MILANO – L’intervento militare Usa in Venezuela, che ha portato alla cattura del presidente Nicolas Maduro e al controllo statunitense del paese, non dovrebbe creare particolari scossoni alla riapertura dei mercati finanziari, anche se non mancherà di avere un impatto sia sul prezzo del petrolio che sui titoli della difesa. I listini azionari viaggiano sui massimi storici e hanno iniziato il 2026 in crescita, quindi non sono escluse nuove oscillazioni, dato che il nuovo fronte geopolitico potrebbe creare maggiore volatilità alla luce delle incertezze legate all'evoluzione della situazione in Venezuela.

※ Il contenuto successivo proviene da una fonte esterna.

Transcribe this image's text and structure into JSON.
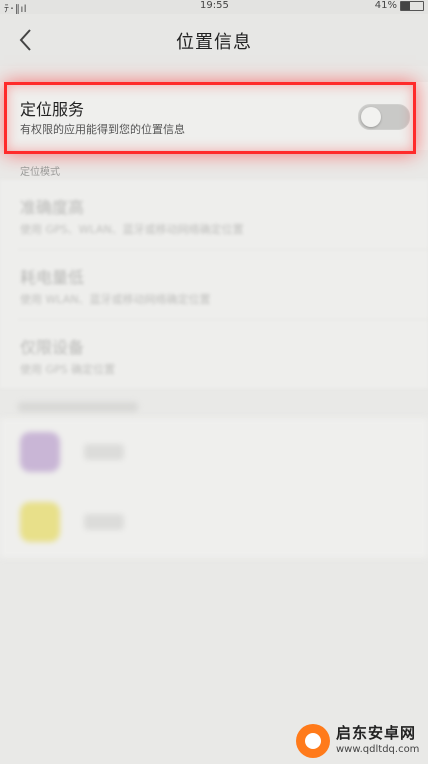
{
  "status_bar": {
    "left_text": "деж или",
    "time": "19:55",
    "battery": "41%"
  },
  "nav": {
    "title": "位置信息"
  },
  "location_service": {
    "title": "定位服务",
    "subtitle": "有权限的应用能得到您的位置信息",
    "enabled": false
  },
  "mode_section": {
    "label": "定位模式",
    "items": [
      {
        "title": "准确度高",
        "desc": "使用 GPS、WLAN、蓝牙或移动网络确定位置"
      },
      {
        "title": "耗电量低",
        "desc": "使用 WLAN、蓝牙或移动网络确定位置"
      },
      {
        "title": "仅限设备",
        "desc": "使用 GPS 确定位置"
      }
    ]
  },
  "apps": [
    {
      "icon": "app-icon",
      "color": "#c9b6d6"
    },
    {
      "icon": "app-icon",
      "color": "#e8e08a"
    }
  ],
  "watermark": {
    "name": "启东安卓网",
    "url": "www.qdltdq.com"
  },
  "colors": {
    "highlight": "#ff2a2a",
    "background": "#e9e9e7"
  }
}
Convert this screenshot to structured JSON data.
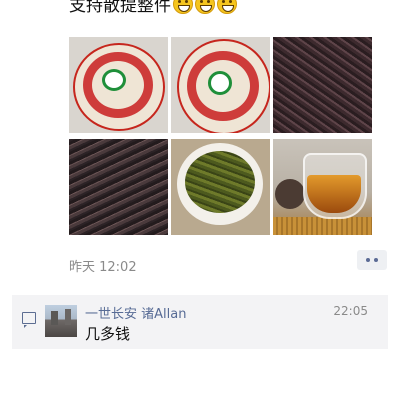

Bisogna considerare che il prezzo del Brent quotato a Londra venerdì ha chiuso vicino ai minimi a 60,75 dollari al barile, tuttavia la prospettiva un greggio basso, e di riflesso di un calo dei prezzi dei carburanti, potrebbe spingere la Fed a essere più espansiva nelle prossime decisioni di politica monetaria. Se poi le parole del presidente Donald Trump dovessero concretizzarsi, e le grandi aziende petrolifere statunitensi dovessero investire “miliardi di dollari” nella ricostruzione delle infrastrutture e nel rilancio della produzione -attualmente pari a meno di 1 milione di barili al mese per il paese dell’Opec che ha le maggiori riserve al mondo - potrebbe infatti raddoppiare o triplicare. Tuttavia, tra gli esperti c'è anche chi fa notare che l'attacco Usa, creando incertezze, potrebbe invece anche far salire il prezzo del petrolio. Trump non ha specificato di quali compagnie petrolifere saranno coinvolte, né quanto tempo ci vorrà prima che queste possano avviare la produzione in Venezuela. Attualmente oltre all’americana Chevron, anche l'italiana Eni, laspagnola Repsol e la francese Maurel et Prom sono ancora presenti in Venezuela e collaborano in progetti di gas e greggio con la compagnia statale Petroleos de Venezuela. Di buono c’è che le infrastrutture petrolifere del Venezuela non avrebbero subito danni dagli attacchi Usa a Caracas, secondo Bloomberg, le strutture chiave, come il porto di Jose, la raffineria di Amuay e le aree nella cintura dell’Orinoco, sarebbero ancora operative.